In the opposition bloc INDIA, formed in mid-2023 to jointly take on BJP in parliamentary elections of 2024, Congress is the only party with a pan-India presence.
While opposition parties could not prevent BJP from returning to power in the general elections two years ago, they succeeded in keeping the Modi-led party from securing a majority on its own.
Congress is now in power in three Himachal Pradesh, Telangana and Karnataka and is set to form a government in Kerala.
With Congress and other opposition parties competing with each other to position themselves as the leader of the anti-BJP combine, it has the potential to set off fresh equations in INDIA.
The emergence of caste-based regional parties, for which regional flavour is more important than national issues, has come at the expense of weakened pan-India parties like Congress and BJP since late 1980s.
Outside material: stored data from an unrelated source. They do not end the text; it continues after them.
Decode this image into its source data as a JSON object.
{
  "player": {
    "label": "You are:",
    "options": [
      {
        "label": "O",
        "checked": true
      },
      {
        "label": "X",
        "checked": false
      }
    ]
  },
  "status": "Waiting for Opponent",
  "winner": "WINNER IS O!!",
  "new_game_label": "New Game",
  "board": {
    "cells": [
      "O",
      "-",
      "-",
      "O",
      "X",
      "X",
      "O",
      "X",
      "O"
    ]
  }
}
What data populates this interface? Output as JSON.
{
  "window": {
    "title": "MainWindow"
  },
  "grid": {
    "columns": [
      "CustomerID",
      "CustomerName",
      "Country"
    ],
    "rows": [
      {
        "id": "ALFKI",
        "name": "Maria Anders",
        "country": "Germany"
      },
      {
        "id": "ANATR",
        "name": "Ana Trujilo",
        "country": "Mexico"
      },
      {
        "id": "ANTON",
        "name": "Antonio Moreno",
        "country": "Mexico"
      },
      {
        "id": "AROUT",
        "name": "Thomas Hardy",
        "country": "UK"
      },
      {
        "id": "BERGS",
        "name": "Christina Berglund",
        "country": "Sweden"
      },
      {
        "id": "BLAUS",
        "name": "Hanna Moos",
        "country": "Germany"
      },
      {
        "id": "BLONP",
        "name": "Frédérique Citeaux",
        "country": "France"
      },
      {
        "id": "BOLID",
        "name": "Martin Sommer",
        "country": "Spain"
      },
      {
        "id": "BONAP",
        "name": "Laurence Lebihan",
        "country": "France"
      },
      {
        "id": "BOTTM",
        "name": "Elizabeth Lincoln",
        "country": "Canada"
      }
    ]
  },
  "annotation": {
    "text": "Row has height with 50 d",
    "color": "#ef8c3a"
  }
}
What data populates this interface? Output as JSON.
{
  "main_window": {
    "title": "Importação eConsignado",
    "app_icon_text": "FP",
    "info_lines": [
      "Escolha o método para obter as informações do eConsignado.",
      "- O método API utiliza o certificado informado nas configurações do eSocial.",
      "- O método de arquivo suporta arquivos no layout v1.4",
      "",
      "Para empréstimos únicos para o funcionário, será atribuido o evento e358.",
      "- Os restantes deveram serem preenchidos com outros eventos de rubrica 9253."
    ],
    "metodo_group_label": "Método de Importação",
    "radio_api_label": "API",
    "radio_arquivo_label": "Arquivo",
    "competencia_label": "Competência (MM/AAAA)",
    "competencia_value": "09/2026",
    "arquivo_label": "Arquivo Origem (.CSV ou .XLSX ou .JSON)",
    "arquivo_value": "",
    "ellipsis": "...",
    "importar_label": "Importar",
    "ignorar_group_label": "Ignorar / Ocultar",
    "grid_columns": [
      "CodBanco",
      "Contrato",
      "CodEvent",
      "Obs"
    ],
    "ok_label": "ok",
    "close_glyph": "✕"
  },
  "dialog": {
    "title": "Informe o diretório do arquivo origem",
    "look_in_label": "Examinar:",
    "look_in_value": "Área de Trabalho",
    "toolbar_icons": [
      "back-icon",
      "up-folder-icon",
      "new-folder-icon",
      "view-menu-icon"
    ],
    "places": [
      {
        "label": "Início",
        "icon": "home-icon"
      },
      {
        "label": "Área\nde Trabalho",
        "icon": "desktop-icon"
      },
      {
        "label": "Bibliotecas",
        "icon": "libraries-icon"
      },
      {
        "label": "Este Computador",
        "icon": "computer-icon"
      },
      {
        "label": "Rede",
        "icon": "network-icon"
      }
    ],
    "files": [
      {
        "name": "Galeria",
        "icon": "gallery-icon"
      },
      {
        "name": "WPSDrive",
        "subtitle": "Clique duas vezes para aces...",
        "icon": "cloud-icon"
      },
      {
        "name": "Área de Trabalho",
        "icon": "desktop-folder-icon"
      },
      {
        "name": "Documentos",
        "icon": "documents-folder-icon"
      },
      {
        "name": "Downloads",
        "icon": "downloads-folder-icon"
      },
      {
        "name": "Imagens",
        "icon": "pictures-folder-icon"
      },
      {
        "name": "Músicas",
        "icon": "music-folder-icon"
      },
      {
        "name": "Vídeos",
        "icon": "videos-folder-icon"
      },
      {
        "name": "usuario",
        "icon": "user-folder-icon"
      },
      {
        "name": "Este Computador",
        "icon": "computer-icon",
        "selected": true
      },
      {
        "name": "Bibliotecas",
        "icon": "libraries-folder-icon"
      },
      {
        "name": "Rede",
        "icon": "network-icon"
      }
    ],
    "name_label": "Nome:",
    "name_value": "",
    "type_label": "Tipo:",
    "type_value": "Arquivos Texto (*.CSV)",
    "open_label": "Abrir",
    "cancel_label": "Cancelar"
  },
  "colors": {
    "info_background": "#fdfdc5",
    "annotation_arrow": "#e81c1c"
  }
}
Since the start of coalition politics and governance at the Centre, the national parties' dependence on regional parties is critical for survival particularly when the lead party lacks majority on its own like the incumbent Modi government is.
Over the last few years, BJP has expanded its hold across 21 states in India as the regional parties fell into decline.
Only South India has been largely elusive for BJP, barring for a brief period in Karnataka.
The states where regional parties are still holding on to power are Andhra Pradesh (Telugu Desam Party, an ally of BJP), Sikkim, Mizoram, Nagaland and Meghalaya.
The political importance lies in whether the issue moves from public comment into formal action, party response, court record, election authority notice or administrative decision.